Capital Controls as Macro-Prudential Policy in a Large Open Economy
58 Pages Posted: 1 Apr 2019
Date Written: March 2019
The use of international capital flow controls has become increasingly popular in academic and policy circles. But almost all the recent literature studies the case of a small economy, ignoring the spillover effects of capital controls to the rest of the world. This paper re-examines the case for capital controls in a large open economy, where domestic financial constraints may bind following a large negative shock. We consider both ex-ante capital controls (prudential) and ex-post controls (crisis management). In a large open economy, there is a tension between the desire to tax capital inflows to manipulate the terms-of-trade and tax capital outflows for either prudential or crisis management purposes.

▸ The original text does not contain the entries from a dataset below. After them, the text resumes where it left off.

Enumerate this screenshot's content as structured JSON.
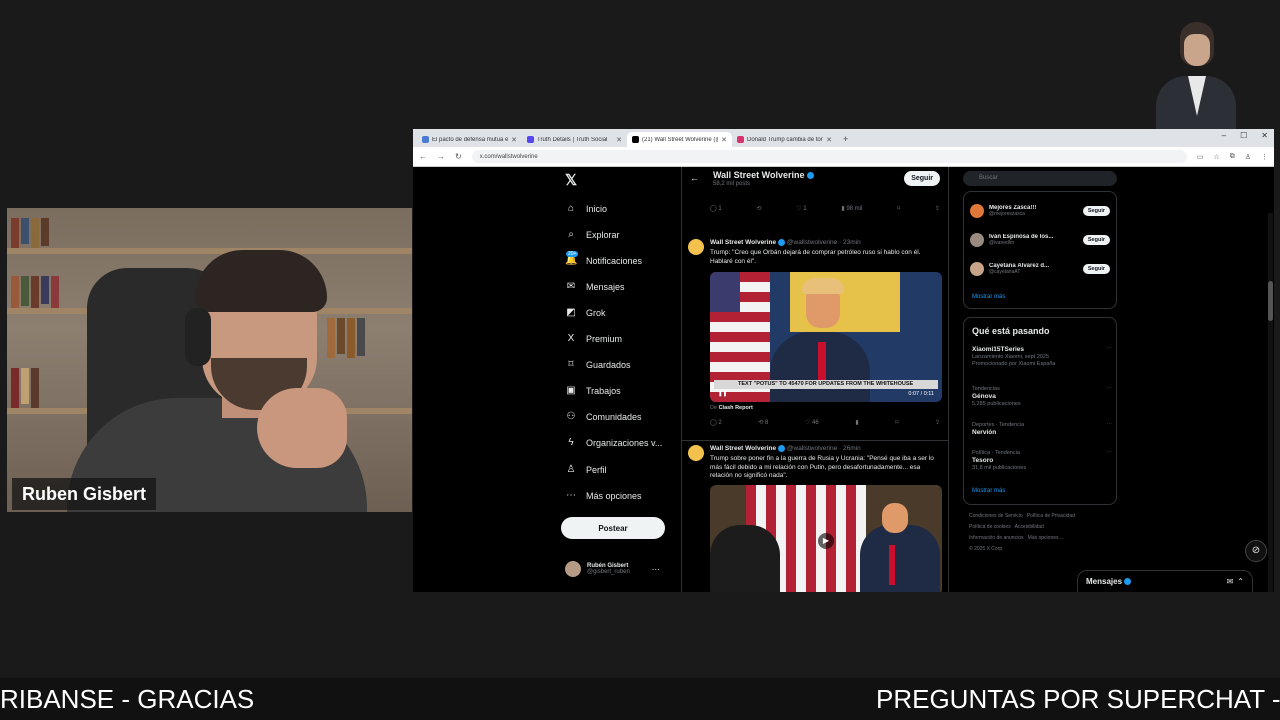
{
  "webcam": {
    "name": "Ruben Gisbert"
  },
  "ticker": {
    "left": "RIBANSE - GRACIAS",
    "right": "PREGUNTAS POR SUPERCHAT -"
  },
  "browser": {
    "tabs": [
      {
        "label": "El pacto de defensa mutua ent",
        "color": "#4a7bd3",
        "active": false
      },
      {
        "label": "Truth Details | Truth Social",
        "color": "#5448ee",
        "active": false
      },
      {
        "label": "(21) Wall Street Wolverine (@w",
        "color": "#000000",
        "active": true
      },
      {
        "label": "Donald Trump cambia de tono",
        "color": "#d6336c",
        "active": false
      }
    ],
    "url": "x.com/wallstwolverine"
  },
  "x": {
    "nav": [
      {
        "label": "Inicio",
        "icon": "home-icon",
        "glyph": "⌂"
      },
      {
        "label": "Explorar",
        "icon": "search-icon",
        "glyph": "⌕"
      },
      {
        "label": "Notificaciones",
        "icon": "bell-icon",
        "glyph": "🔔",
        "badge": "20+"
      },
      {
        "label": "Mensajes",
        "icon": "mail-icon",
        "glyph": "✉"
      },
      {
        "label": "Grok",
        "icon": "grok-icon",
        "glyph": "◩"
      },
      {
        "label": "Premium",
        "icon": "x-premium-icon",
        "glyph": "X"
      },
      {
        "label": "Guardados",
        "icon": "bookmark-icon",
        "glyph": "⌑"
      },
      {
        "label": "Trabajos",
        "icon": "briefcase-icon",
        "glyph": "▣"
      },
      {
        "label": "Comunidades",
        "icon": "people-icon",
        "glyph": "⚇"
      },
      {
        "label": "Organizaciones v...",
        "icon": "lightning-icon",
        "glyph": "ϟ"
      },
      {
        "label": "Perfil",
        "icon": "person-icon",
        "glyph": "♙"
      },
      {
        "label": "Más opciones",
        "icon": "more-circle-icon",
        "glyph": "⋯"
      }
    ],
    "post_label": "Postear",
    "user": {
      "name": "Rubén Gisbert",
      "handle": "@gisbert_ruben"
    },
    "header": {
      "title": "Wall Street Wolverine",
      "subtitle": "58,2 mil posts",
      "follow": "Seguir"
    },
    "top_actions": [
      "1",
      "",
      "1",
      "98 mil",
      "",
      ""
    ],
    "tweets": [
      {
        "name": "Wall Street Wolverine",
        "meta": "@wallstwolverine · 23min",
        "text": "Trump: \"Creo que Orbán dejará de comprar petróleo ruso si hablo con él. Hablaré con él\".",
        "caption": "TEXT \"POTUS\" TO 45470 FOR UPDATES FROM THE WHITEHOUSE",
        "time": "0:07 / 0:11",
        "via": "Clash Report",
        "actions": [
          "2",
          "8",
          "46",
          "",
          "",
          ""
        ]
      },
      {
        "name": "Wall Street Wolverine",
        "meta": "@wallstwolverine · 26min",
        "text": "Trump sobre poner fin a la guerra de Rusia y Ucrania: \"Pensé que iba a ser lo más fácil debido a mi relación con Putin, pero desafortunadamente... esa relación no significó nada\"."
      }
    ],
    "right": {
      "search_placeholder": "Buscar",
      "who": [
        {
          "name": "Mejores Zasca!!!",
          "handle": "@mejoreszasca",
          "follow": "Seguir"
        },
        {
          "name": "Iván Espinosa de los...",
          "handle": "@ivanedlm",
          "follow": "Seguir"
        },
        {
          "name": "Cayetana Álvarez d...",
          "handle": "@cayetanaAT",
          "follow": "Seguir"
        }
      ],
      "show_more": "Mostrar más",
      "trends_title": "Qué está pasando",
      "trends": [
        {
          "name": "Xiaomi15TSeries",
          "sub": "Lanzamiento Xiaomi, sept 2025",
          "context": "Promocionado por Xiaomi España"
        },
        {
          "context": "Tendencias",
          "name": "Génova",
          "sub": "5.285 publicaciones"
        },
        {
          "context": "Deportes · Tendencia",
          "name": "Nervión",
          "sub": ""
        },
        {
          "context": "Política · Tendencia",
          "name": "Tesoro",
          "sub": "31,8 mil publicaciones"
        }
      ],
      "show_more2": "Mostrar más",
      "footer": [
        "Condiciones de Servicio",
        "Política de Privacidad",
        "Política de cookies",
        "Accesibilidad",
        "Información de anuncios",
        "Más opciones ...",
        "© 2025 X Corp."
      ]
    },
    "messages_label": "Mensajes"
  }
}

When capital controls are chosen non-cooperatively, we show that ex-post capital controls are unsuccessful in alleviating financial constraints in a crisis, and ex-ante capital controls are unsuccessful at reducing financial instability before the crisis. Non-cooperative capital controls leave the crisis-hit country even worse off than in an environment with unrestricted capital flows. In addition, a non-cooperative equilibrium with capital controls actually increases the likelihood of a financial crisis occurring. By contrast, capital controls can be effective under international cooperation and can significantly ease financial constraints when applied ex-post for crisis management and reduce the likelihood of a crisis when used ex-ante for prudential purposes.